Electronic devices are widely used in people's life and work environment now. Those electronic devices mostly include a lot of different electronic elements connecting together to achieve various purposes. The electronic elements usually generate heat during operation and result in a lower efficiency or even operation interruption. Hence heat sinks are commonly adopted on the heated electronic elements or nearby to quickly dissipate the heat generated during operation of the electronic elements to lower operation temperature and ensure regular operation thereof. To meet such a purpose, cooling fans are widely adopted. And achieving a higher cooling efficiency of the cooling fans is an important issue. Conventional focus on this issue usually aims to alter blade and frame structures, or increase air fan rotation speed to enhance intake airflow amount and exit airflow amount to boost cooling efficiency. However, increasing airflow amount and air fan rotation speed generate greater impact and friction between the air and blades during air fan operation, and produce greater operational noise caused by wind shearing. As a result, the cooling effect of the air fan suffers.
To remedy the aforesaid problems, the techniques of adopting a flow directing structure on the air fan blades to channel airflow motion have been proposed in prior art. For instance, R.O.C. patent No. 590272 discloses an improved cooling fan which has a plurality of blades arranged on the periphery of the axis of an air fan in an annular array fashion. Each of the blades has a bottom surface formed with a plurality of jutting ribs arched towards the axis. When the air fan rotates, the blades generate cooling airflow blowing downwards.
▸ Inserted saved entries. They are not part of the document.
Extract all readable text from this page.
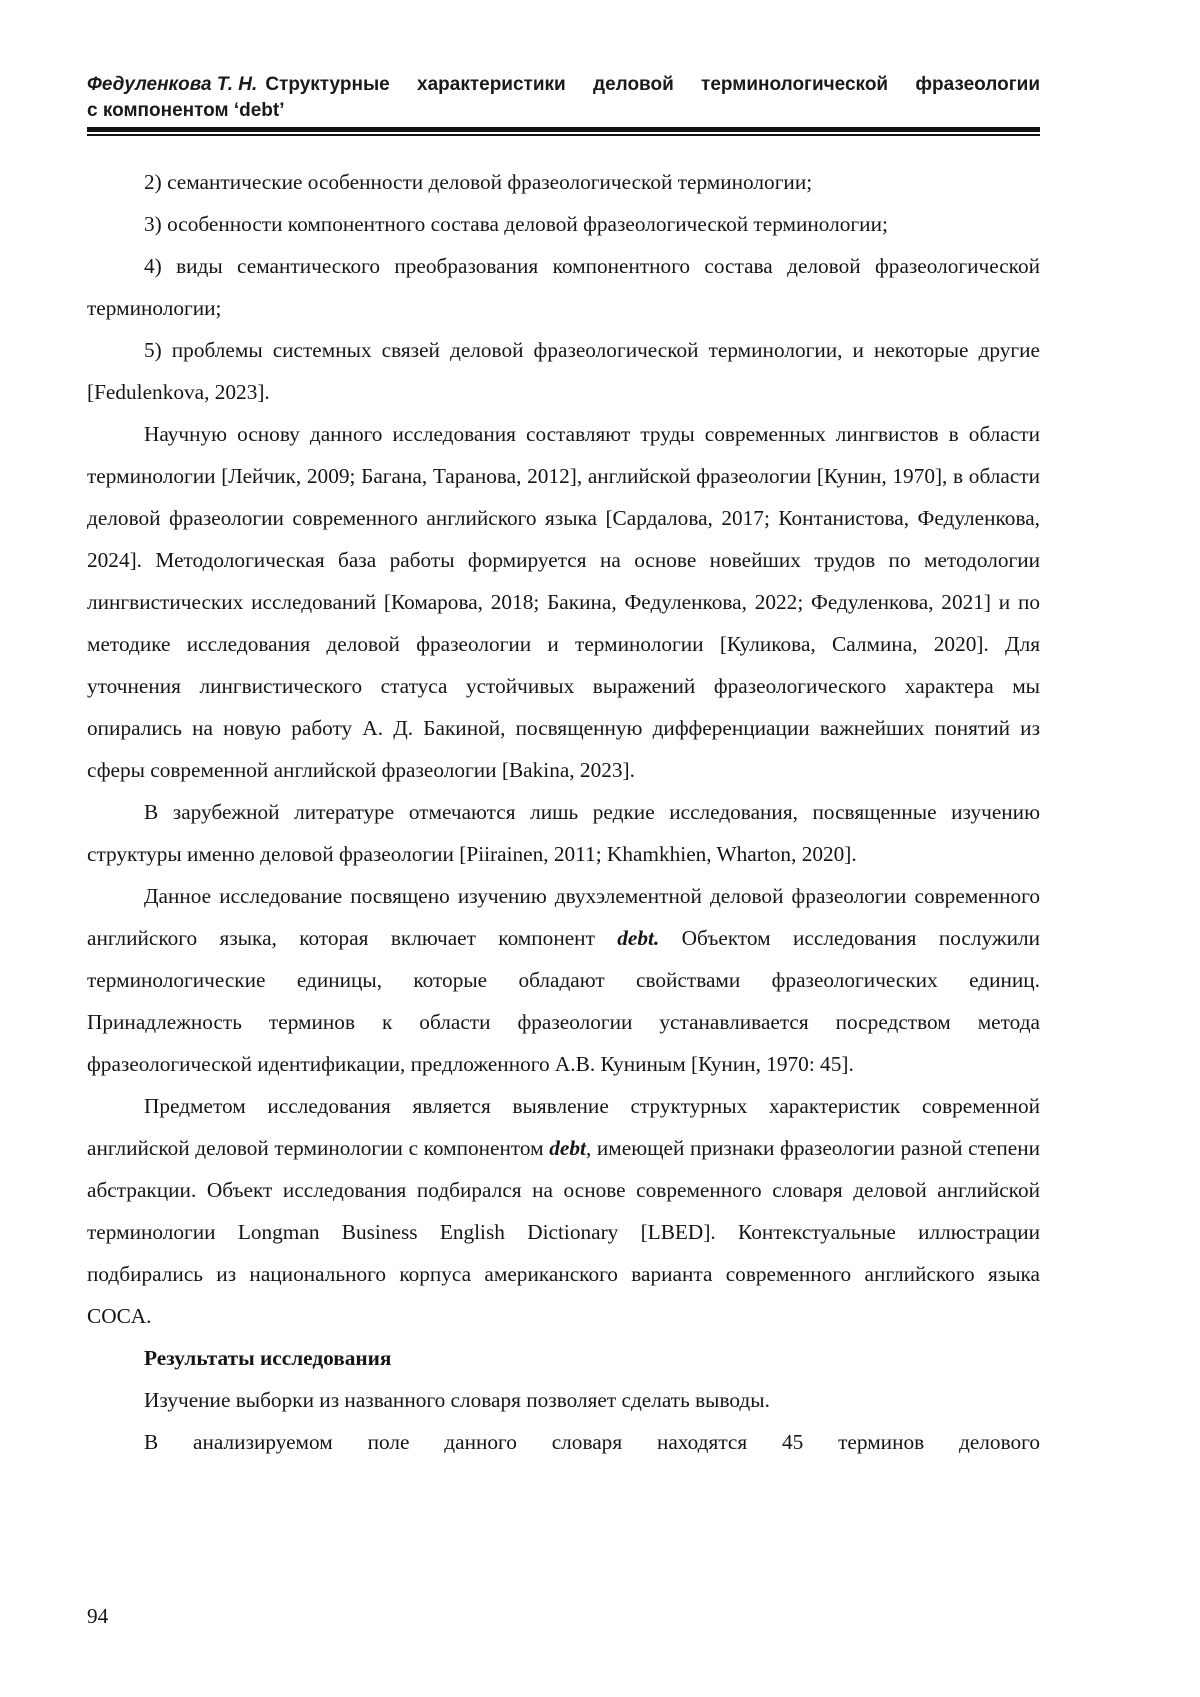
Федуленкова Т. Н. Структурные характеристики деловой терминологической фразеологии
с компонентом ‘debt’

2) семантические особенности деловой фразеологической терминологии;

3) особенности компонентного состава деловой фразеологической терминологии;

4) виды семантического преобразования компонентного состава деловой фразеологической терминологии;

5) проблемы системных связей деловой фразеологической терминологии, и некоторые другие [Fedulenkova, 2023].

Научную основу данного исследования составляют труды современных лингвистов в области терминологии [Лейчик, 2009; Багана, Таранова, 2012], английской фразеологии [Кунин, 1970], в области деловой фразеологии современного английского языка [Сардалова, 2017; Контанистова, Федуленкова, 2024]. Методологическая база работы формируется на основе новейших трудов по методологии лингвистических исследований [Комарова, 2018; Бакина, Федуленкова, 2022; Федуленкова, 2021] и по методике исследования деловой фразеологии и терминологии [Куликова, Салмина, 2020]. Для уточнения лингвистического статуса устойчивых выражений фразеологического характера мы опирались на новую работу А. Д. Бакиной, посвященную дифференциации важнейших понятий из сферы современной английской фразеологии [Bakina, 2023].

В зарубежной литературе отмечаются лишь редкие исследования, посвященные изучению структуры именно деловой фразеологии [Piirainen, 2011; Khamkhien, Wharton, 2020].

Данное исследование посвящено изучению двухэлементной деловой фразеологии современного английского языка, которая включает компонент debt. Объектом исследования послужили терминологические единицы, которые обладают свойствами фразеологических единиц. Принадлежность терминов к области фразеологии устанавливается посредством метода фразеологической идентификации, предложенного А.В. Куниным [Кунин, 1970: 45].

Предметом исследования является выявление структурных характеристик современной английской деловой терминологии с компонентом debt, имеющей признаки фразеологии разной степени абстракции. Объект исследования подбирался на основе современного словаря деловой английской терминологии Longman Business English Dictionary [LBED]. Контекстуальные иллюстрации подбирались из национального корпуса американского варианта современного английского языка COCA.

Результаты исследования

Изучение выборки из названного словаря позволяет сделать выводы.

В анализируемом поле данного словаря находятся 45 терминов делового

94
The jutting ribs direct the cooling airflow below the axis to prevent generation of turbulence and noises, and also to increase cooling efficiency.
Another R.O.C. patent No. 595661 discloses improved blades for an extractor fan. It has a hub in the center and a plurality of blades around the hub. The blades are spaced from each other with a desired gap. Each blade has an inner surface on which jutting directing ridges are formed in the rotation direction. Between the ridges a flow directing portion is formed. The blade further has an inward concave portion at one side corresponding to the flow directing direction. When the blades rotate, air is converged along the flow directing portion and channeled to the inward concave portion and discharged through the gap between the blades and the inward concave portion. Such a structure can steady airflow and reduce the impact noise of the air and the blades. Moreover, the inward concave portion can quickly direct discharge of the airflow, thus improve air discharge efficiency and lower the noise.
China patent No. CN1590778 discloses an axial flow fan which has a pressure surface on the blades. The axial flow fan has ribs extended from the front side thereof to the rear side of the blades in parallel with the rotation track of the blades to direct airflow during operation.
All the conventional techniques mentioned above have a common feature: namely the airflow directing structure of the air fan is located at the bottom surface of the blades (i.e. airflow exit surface) to direct and form airflow. In practice, airflow first hits the top surface of one blade (i.e. air intake surface), then hits the bottom surface of a neighboring blade due to air fan rotation. As the aforesaid conventional techniques have the airflow directing structure formed merely on the bottom surface of each blade, the blade receives an uneven force. Not only operational noise problem cannot be improved, cooling efficiency also is lower due to poorer airflow directing effect.